La durée des baux commerciaux ne peut être inférieure à neuf années. Que se passe-t-il lorsque les parties veulent y mettre fin à l’amiable avant l’échéance? Quelles sont les règles à appliquer? Et quelles sont les conséquences si ces règles ne sont pas respectées ?

Si le locataire commercial a régulièrement manifesté sa volonté de voir renouveler son bail et se l’est vu refuser, il a droit, dans certains cas, à une indemnité.

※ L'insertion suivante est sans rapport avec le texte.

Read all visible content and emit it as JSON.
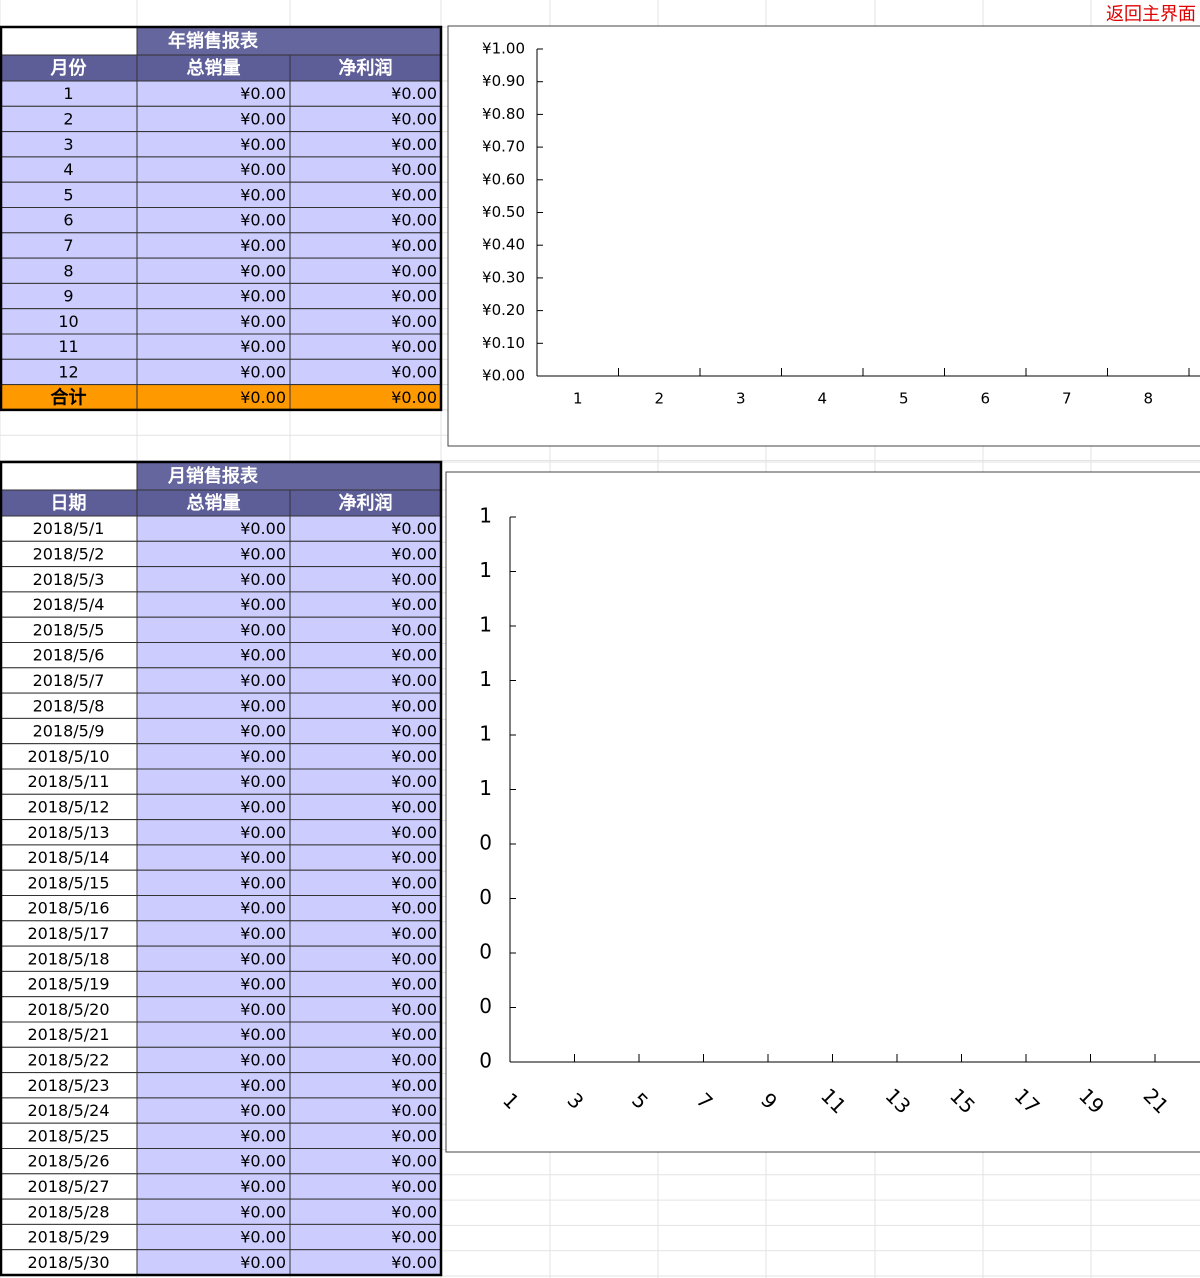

La loi relative aux baux commerciaux a comme objectif principal de protéger le fonds de commerce, ce qui revient pour l’essentiel à le maintenir dans les lieux loués. Cependant, il faut également tenir compte des intérêts du bailleur: il n'existe pas de droit inconditionnel pour le locataire de rester dans les lieux. Autrement dit, le propriétaire est autorisé à refuser le renouvellement en invoquant l’un ou l’autre motif légal, le plus souvent moyennant le paiement d’une indemnité d’éviction.
 

 

Motifs du refus de renouvellement et indemnités d'éviction

Si le bailleur justifie le refus de renouvellement par son intention d’affecter les lieux à une destination non commerciale, l’indemnité est d’un an de loyer de même que s’il évoque son intention de procéder à la reconstruction des lieux.

S’il entend lui-même exercer un commerce similaire, l’indemnité est de deux ans de loyer.

Si le locataire a été évincé au profit d’un tiers enchérisseur l’indemnité est d’un an si ce dernier exerce ensuite un commerce différent dans les lieux loués; elle est de deux ans s’il exerce le même commerce que le locataire évincé.

Attention, à chaque fois que sera exercé dans les lieux un commerce similaire, mais qu’il n’en aura pas été fait part à l’ancien locataire, l’indemnité sera portée à trois ans de loyer, et même davantage si le locataire peut démontrer que le préjudice qui lui a été causé est plus important.

De même, si le bailleur ne réalise pas dans les six mois et pendant deux ans au moins l’intention dont il a fait part à son locataire pour l’évincer, il devra une indemnité de trois ans majorée de toute somme nécessaire à réparer le préjudice réel du locataire, sauf à justifier d’un motif grave.

Enfin, pour laisser toute latitude au bailleur de reprendre son bien à disposition sans préjudicier le locataire, il pourra toujours refuser le renouvellement, même sans exciper du moindre motif, pour autant qu’il paie une indemnité de trois ans de loyer, éventuellement majorée du montant du préjudice réel.

Cas où aucune indemnité n'est due

Il existe cependant certains cas où aucune indemnité n’est due.

Ainsi, lorsque le bailleur refuse le renouvellement pour occuper personnellement l’immeuble (de manière non commerciale), cette occupation étant étendue à un certain nombre de personnes proches.

Le refus de renouvellement ne s’accompagne pas davantage d’indemnité lorsqu’il est fondé sur les manquements graves du locataire à ses obligations ou encore en cas d’absence d'intérêt légitime dans le chef du preneur qui aurait commencé l’exploitation d’un commerce similaire dans le voisinage immédiat (ou y serait propriétaire d’un immeuble susceptible d’accueillir ce commerce). Cependant, si le bailleur exerce dans l’immeuble repris un commerce similaire, l’indemnité sera de deux ou trois ans de loyer (selon qu’il ait ou non prévenu son locataire de cette intention).

Certaines personnes (le mineur, l'interdit...) peuvent également s’opposer au renouvellement du bail si celui-ci a été consenti hors de leur intervention et si elles ont repris, au moment de la demande de renouvellement, la libre administration de leur bien.

Enfin, l’indemnité n’est pas due si c’est le bailleur lui-même qui était le propriétaire du fonds de commerce, sauf dans l’hypothèse où le locataire aurait augmenté la valeur dudit fonds de commerce de plus de 15 pc, auquel cas l’indemnité serait fixée par le juge en fonction de la plus-value apportée.